Billy Hallowell: I have always been fascinated by end-times theology. I was raised in non-denominational churches, so—like many evangelicals—I'm more than familiar with the concept of premillennialism and a pre-tribulation rapture, but this book afforded me an opportunity to dive deep inside of the minds of some of the most well-known eschatological experts, pastors and theologians to ask key questions about what they believe the Bible says about the end times. It turns out the debate is quite complicated, and that's putting it mildly.
My central goal in providing an overview of the seemingly never-ending debate over the Antichrist, Millennium kingdom, tribulation and other end-times components is to help Christians assess each theory to try and decide what they truly believe about the end times. "The Armageddon Code" allows them to fact-check what they believe and what their ideological opponents argue by looking to the scriptures at the center of it all.
ES: Anything that surprised you as you wrote it?
BH: Though I shouldn't have been surprised, I was stunned to see that so many people who have both good intentions and deep respect for the biblical scriptures walk away with such divergent ideas about what the Old and New Testaments prophesy about the end times.
Sure, I knew there was a debate, but working on "The Armageddon Code" gave me a unique lens, allowing me to see just how passionate each expert was about his stance, despite coming away with starkly different conclusions in many cases.
The questions we commissioned through Lifeway Research showed that, among pastors, debate is alive and well. Before this book there really wasn't much public polling information about pastors' and ministers' eschatological views, so that was a central goal of mine in penning this book. To see 36 percent of pastors opting for a pre-tribulation rapture and 25 percent saying that the rapture shouldn't be taken literally was notable. There isn't a consensus.
I was also fascinated to see nearly half (49 percent) of pastors expecting a future Antichrist figure, with no other proportions coming close to that in terms of size. Clearly, preachers are just as divided as everyone on the ever-contentious subject, which shows that there's a level of mystery in the Bible when it comes to the end of days.
ES: I’ve wondered if there has been a decline of the pre-trib view since the Hal Lindsey era. I know this research is a snapshot view, and not a trend, but what is your observation?
BH: This is an intriguing question and my sense is that there has, indeed, been a decrease in the prevalence of the pre-tribulation rapture view.
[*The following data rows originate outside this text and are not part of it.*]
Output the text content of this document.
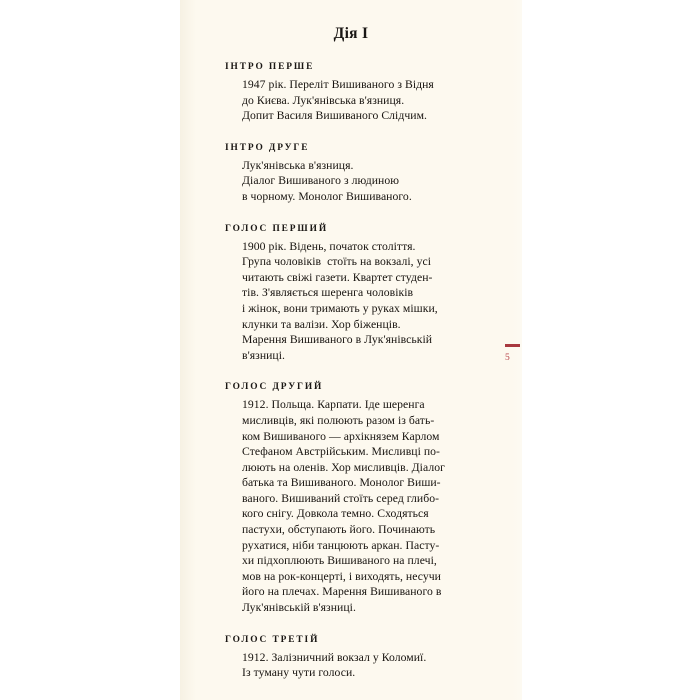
Дія I
ІНТРО ПЕРШЕ
1947 рік. Переліт Вишиваного з Відня
до Києва. Лук'янівська в'язниця.
Допит Василя Вишиваного Слідчим.
ІНТРО ДРУГЕ
Лук'янівська в'язниця.
Діалог Вишиваного з людиною
в чорному. Монолог Вишиваного.
ГОЛОС ПЕРШИЙ
1900 рік. Відень, початок століття.
Група чоловіків  стоїть на вокзалі, усі
читають свіжі газети. Квартет студен-
тів. З'являється шеренга чоловіків
і жінок, вони тримають у руках мішки,
клунки та валізи. Хор біженців.
Марення Вишиваного в Лук'янівській
в'язниці.
ГОЛОС ДРУГИЙ
1912. Польща. Карпати. Іде шеренга
мисливців, які полюють разом із бать-
ком Вишиваного — архікнязем Карлом
Стефаном Австрійським. Мисливці по-
люють на оленів. Хор мисливців. Діалог
батька та Вишиваного. Монолог Виши-
ваного. Вишиваний стоїть серед глибо-
кого снігу. Довкола темно. Сходяться
пастухи, обступають його. Починають
рухатися, ніби танцюють аркан. Пасту-
хи підхоплюють Вишиваного на плечі,
мов на рок-концерті, і виходять, несучи
його на плечах. Марення Вишиваного в
Лук'янівській в'язниці.
ГОЛОС ТРЕТІЙ
1912. Залізничний вокзал у Коломиї.
Із туману чути голоси.
5
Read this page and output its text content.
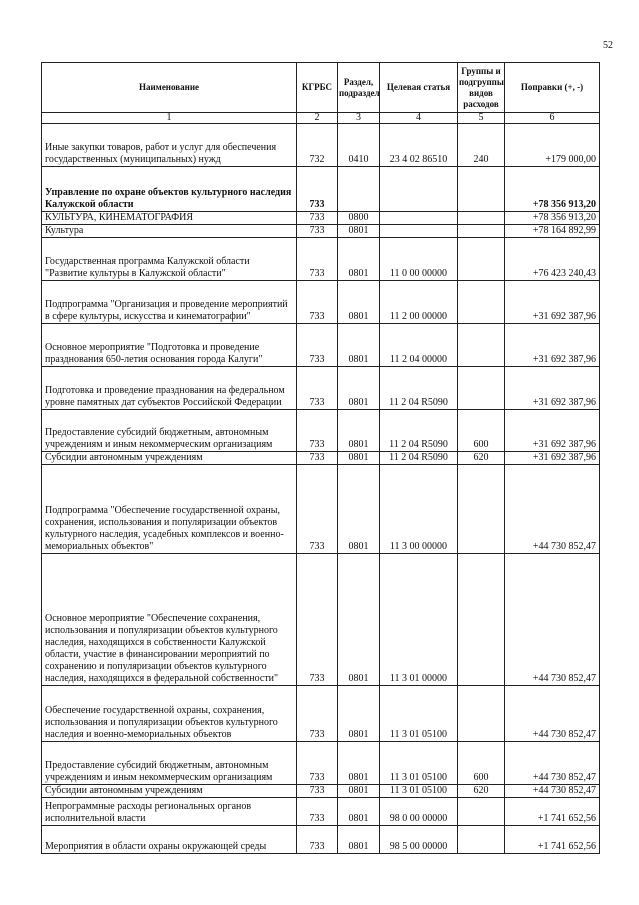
52
Наименование	КГРБС	Раздел, подраздел	Целевая статья	Группы и подгруппы видов расходов	Поправки (+, -)
1	2	3	4	5	6
Иные закупки товаров, работ и услуг для обеспечения государственных (муниципальных) нужд	732	0410	23 4 02 86510	240	+179 000,00
Управление по охране объектов культурного наследия Калужской области	733				+78 356 913,20
КУЛЬТУРА, КИНЕМАТОГРАФИЯ	733	0800			+78 356 913,20
Культура	733	0801			+78 164 892,99
Государственная программа Калужской области "Развитие культуры в Калужской области"	733	0801	11 0 00 00000		+76 423 240,43
Подпрограмма "Организация и проведение мероприятий в сфере культуры, искусства и кинематографии"	733	0801	11 2 00 00000		+31 692 387,96
Основное мероприятие "Подготовка и проведение празднования 650-летия основания города Калуги"	733	0801	11 2 04 00000		+31 692 387,96
Подготовка и проведение празднования на федеральном уровне памятных дат субъектов Российской Федерации	733	0801	11 2 04 R5090		+31 692 387,96
Предоставление субсидий бюджетным, автономным учреждениям и иным некоммерческим организациям	733	0801	11 2 04 R5090	600	+31 692 387,96
Субсидии автономным учреждениям	733	0801	11 2 04 R5090	620	+31 692 387,96
Подпрограмма "Обеспечение государственной охраны, сохранения, использования и популяризации объектов культурного наследия, усадебных комплексов и военно-мемориальных объектов"	733	0801	11 3 00 00000		+44 730 852,47
Основное мероприятие "Обеспечение сохранения, использования и популяризации объектов культурного наследия, находящихся в собственности Калужской области, участие в финансировании мероприятий по сохранению и популяризации объектов культурного наследия, находящихся в федеральной собственности"	733	0801	11 3 01 00000		+44 730 852,47
Обеспечение государственной охраны, сохранения, использования и популяризации объектов культурного наследия и военно-мемориальных объектов	733	0801	11 3 01 05100		+44 730 852,47
Предоставление субсидий бюджетным, автономным учреждениям и иным некоммерческим организациям	733	0801	11 3 01 05100	600	+44 730 852,47
Субсидии автономным учреждениям	733	0801	11 3 01 05100	620	+44 730 852,47
Непрограммные расходы региональных органов исполнительной власти	733	0801	98 0 00 00000		+1 741 652,56
Мероприятия в области охраны окружающей среды	733	0801	98 5 00 00000		+1 741 652,56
Then again, it's quite difficult to assess exactly what might be happening there, considering that there are sparse numbers and a variety of worldviews (mid-trib, pre-wrath, post-trib, among others). It does seem that there's a broader discussion these days, with considerations that stretch beyond the pre-trib paradigm.
Perhaps some pop culture representations of the end times have impacted views on the rapture. There's also the notion that current events are fueling greater interest in the end times and, thus, a deeper quest for facts about what the Bible really says about eschatology.
ES: The Bible has a lot of prophecy, but a lot of Christians seem embarrassed to talk about it due to some of the bad examples out there. How do you think we should talk about prophecy well?
BH: I think that part of the problem with prophecy is the authoritativeness and definitiveness with which some speak when addressing it. Here's what I mean by that: there's nothing wrong with proposing potential events and happenings based on the biblical scriptures, but it is the rigidness with which some adhere to those proposals that can become problematic. This is especially true when it comes to date-setting, with evangelists who set a specific date for the rapture or return of Christ making a mockery of believers and of biblical truth when their claims predictably do not come to pass.
Talking about prophecy well means reading and contemplating, while understanding that there's a good chance that some eschatological details are mysterious or, at the least, complex and will not be fully discernible until they come to pass. It's fine to have and hold specific views, but it's important to realize that there is a level of fluidity when it comes to the end times. One other consideration, of course, would be making sure that any view one espouses can be fully backed by scripture.